Dead by poison and then alive - allegedly

The other two victims of Wednesday's attack – Dawoud Rajha and Hassan Turkmani 
– have also been reported dead and then alive by opposing factions with their 
own axes to grind.

In mid-May, the opposition Free Syrian Army (FSA) put out a video statement (in 
Arabic) that the two men – along with Asef Shawkat - were among six senior 
Assad regime figures killed in a "spectacular operation".

According to the unconfirmed statement, the six top officials were poisoned by 
a domestic worker employed by the ruling Baath Party.

In a May 20 blog post, Joshua Landis, director of the University of Oklahoma's 
Center
for Middle East Studies and a leading Syria expert, cast doubts over the poison 
report.

"It is safer to doubt these claims until they are proven true," wrote Landis. 
"The opposition has no coordinated information outlet and many competing news 
sources, so exaggeration and disinformation seems to be the order of the day."

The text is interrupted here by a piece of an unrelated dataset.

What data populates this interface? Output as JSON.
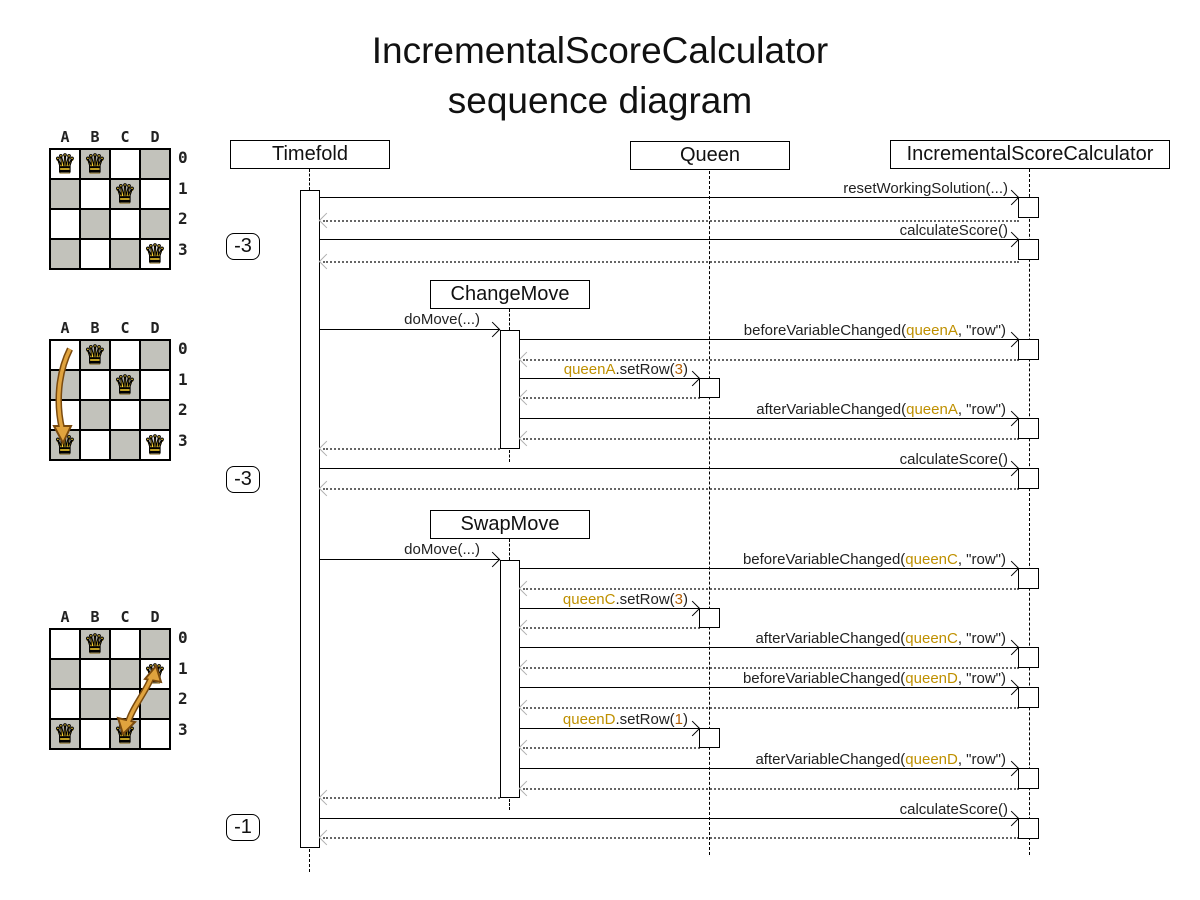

Landis' cautionary note appeared prescient when days later, official Syrian 
news outlets denied the reports and featured photographs of the supposedly dead 
men.

But in Syria, nothing is as clear as it seems – as Ignace Leverrier, a former 
French diplomat, revealed in his May 29 blog post (in French).

Leverrier noted that the authenticity of the "proof of life" images of the six 
men released by Syrian state media could not be ascertained. The seasoned 
French diplomat warned that he would be "more inclined to trust" the reports 
that the men were alive "if the media in question could be considered 
independent and objective. But this is far from the case, in a country where 
information is subservient to official policy and resembles propaganda".

With the unravelling of Wednesday's events, many Syrians wondered if the three 
men had in fact been dead for over a month.

The announcements - which came ahead of a UN Security Council vote originally 
scheduled for Wednesday and the start of the Muslim holy month of Ramadan – 
fuelled speculation over the timing of the news reports.

In hindsight, the blogs posted by Syria experts more than a month ago offer an 
eerie foretaste of what was to follow.

In his May 20 post, Landis attempted to simplify the often baffling list of 
names and positions of the six men allegedly killed by poisoning. The list 
includes Syrian Interior Minister Mohammad al-Shaar and Hisham Bikhtyar, 
another senior Syrian crisis management cell member. According to Syrian state 
TV, both men were wounded in Wednesday's attacks.

In Syria, `there's no such thing as the sole truth'

News of Wednesday's attack were followed by the often inevitable contradictory 
reports - including myriad groups claiming a spectacular attack and confusion 
over whether it was a suicide bombing or an explosive device planted at the 
site.

These are common enough grey zones in the immediate wake of terrorist attacks. 
But in the shocked aftermath of Wednesday's attack, they were seized and 
magnified by conspiracy theorists.

It comes as no surprise to Ziad Majid, a Middle East expert at the American 
University of Paris. "This regime has always used rumours and disinformation 
for its own advantage or to discredit its opponents or the international media. 
It's a culture of disinformation to fuel conspiracy theories, to sometimes 
maintain fear, sometimes sow doubt, and to persuade the Syrian people that 
there's no such thing as the sole truth," said Majid.

But Majid, like many experts, believes the often bewildering series of reports 
should not obscure the central fact that an embattled Assad is bereft of his 
senior-most security officials – whether he lost them on Wednesday or weeks 
ago, it hardly matters.

As for Syrian state TV's new-found transparency in publicly exposing the 
regime's weaknesses, Majid speculated that it could have been a signal, a cry 
for help to Syria's staunchest international supporters.

If this particular hypothesis is accepted – at least for argument's sake - it 
appears to have worked. A day after Assad suffered a crushing security blow, 
his foreign friends came to his aid. For the third time, and despite intense 
international pressure, Russia and China vetoed a UN Security Council 
resolution that would have imposed new sanctions against Syria.